A Silvia Toffanin, Fabio spiega l’uscita dalla top 10 della classifica ATP: “Mi è dispiaciuto, mi sono tirato la mazza sui piedi da solo. È stato merito mio entrarci e demerito mio uscirci. Ho sbagliato alcuni tornei importanti che non avrei dovuto sbagliare. Però, adesso, nella top 10 c’è Matteo Berrettini e nella top 100 ci sono tanti italiani: questa è una bellissima cosa”. 

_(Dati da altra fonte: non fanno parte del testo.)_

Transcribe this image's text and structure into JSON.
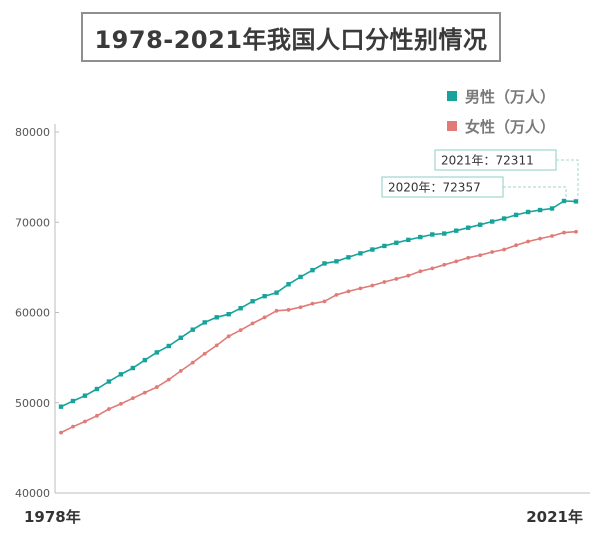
{
  "title": "1978-2021年我国人口分性别情况",
  "colors": {
    "male": "#17a39b",
    "female": "#e07b78",
    "axis": "#bdbdbd",
    "title_border": "#8f8f8f",
    "annotation_border": "#9fd6cf"
  },
  "chart_data": {
    "type": "line",
    "title": "1978-2021年我国人口分性别情况",
    "x_start_label": "1978年",
    "x_end_label": "2021年",
    "x": [
      1978,
      1979,
      1980,
      1981,
      1982,
      1983,
      1984,
      1985,
      1986,
      1987,
      1988,
      1989,
      1990,
      1991,
      1992,
      1993,
      1994,
      1995,
      1996,
      1997,
      1998,
      1999,
      2000,
      2001,
      2002,
      2003,
      2004,
      2005,
      2006,
      2007,
      2008,
      2009,
      2010,
      2011,
      2012,
      2013,
      2014,
      2015,
      2016,
      2017,
      2018,
      2019,
      2020,
      2021
    ],
    "ylim": [
      40000,
      80000
    ],
    "yticks": [
      "40000",
      "50000",
      "60000",
      "70000",
      "80000"
    ],
    "legend_position": "top-right",
    "grid": false,
    "series": [
      {
        "name": "男性（万人）",
        "color": "#17a39b",
        "values": [
          49567,
          50192,
          50785,
          51519,
          52352,
          53152,
          53848,
          54725,
          55581,
          56290,
          57201,
          58099,
          58904,
          59466,
          59811,
          60472,
          61246,
          61808,
          62200,
          63131,
          63940,
          64692,
          65437,
          65672,
          66115,
          66556,
          66976,
          67375,
          67728,
          68048,
          68357,
          68647,
          68748,
          69068,
          69395,
          69728,
          70079,
          70414,
          70815,
          71137,
          71351,
          71527,
          72357,
          72311
        ]
      },
      {
        "name": "女性（万人）",
        "color": "#e07b78",
        "values": [
          46692,
          47350,
          47920,
          48553,
          49302,
          49874,
          50509,
          51126,
          51738,
          52564,
          53525,
          54446,
          55433,
          56357,
          57360,
          58045,
          58796,
          59460,
          60189,
          60297,
          60584,
          60977,
          61228,
          61956,
          62338,
          62670,
          62991,
          63381,
          63720,
          64081,
          64565,
          64886,
          65287,
          65667,
          66061,
          66344,
          66703,
          66976,
          67456,
          67871,
          68187,
          68478,
          68855,
          68949
        ]
      }
    ],
    "annotations": [
      {
        "label": "2021年：72311",
        "year": 2021,
        "value": 72311
      },
      {
        "label": "2020年：72357",
        "year": 2020,
        "value": 72357
      }
    ]
  }
}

Il campione ligure, oltre che per le vittorie, è famoso anche per il suo carattere fumantino, croce e delizia della sua carriera: “Negli anni questa cosa mi ha penalizzato parecchio, però mi ha portato anche a raggiungere risultati che nessuno si sarebbe mai aspettato Ogni tanto perdo le staffe ma fuori dal campo sono molto tranquillo. Non so cosa mi succeda in quei momenti. Sento rabbia, sento un fuoco dentro e per pochi secondi non ragiono più e perdo completamente la testa. Sono cose che non si dovrebbero fare”.

Fognini deve tutto al tennis ma non augura un futuro da tennista per suo figlio Federico: “Deve fare quello che vuole, lo sport che desidera, ma nel tennis si soffre troppo perché è molto emotivo. Poi, sei sempre solo. C’è lo staff, c’è il coach, ma di fatto sei solo e lontano dagli amici e dalla famiglia. È uno sport bellissimo e difficilissimo e bisogna fare tanti sacrifici. Deciderà lui ma io da papà la racchetta dalla mano gliela vorrei togliere”.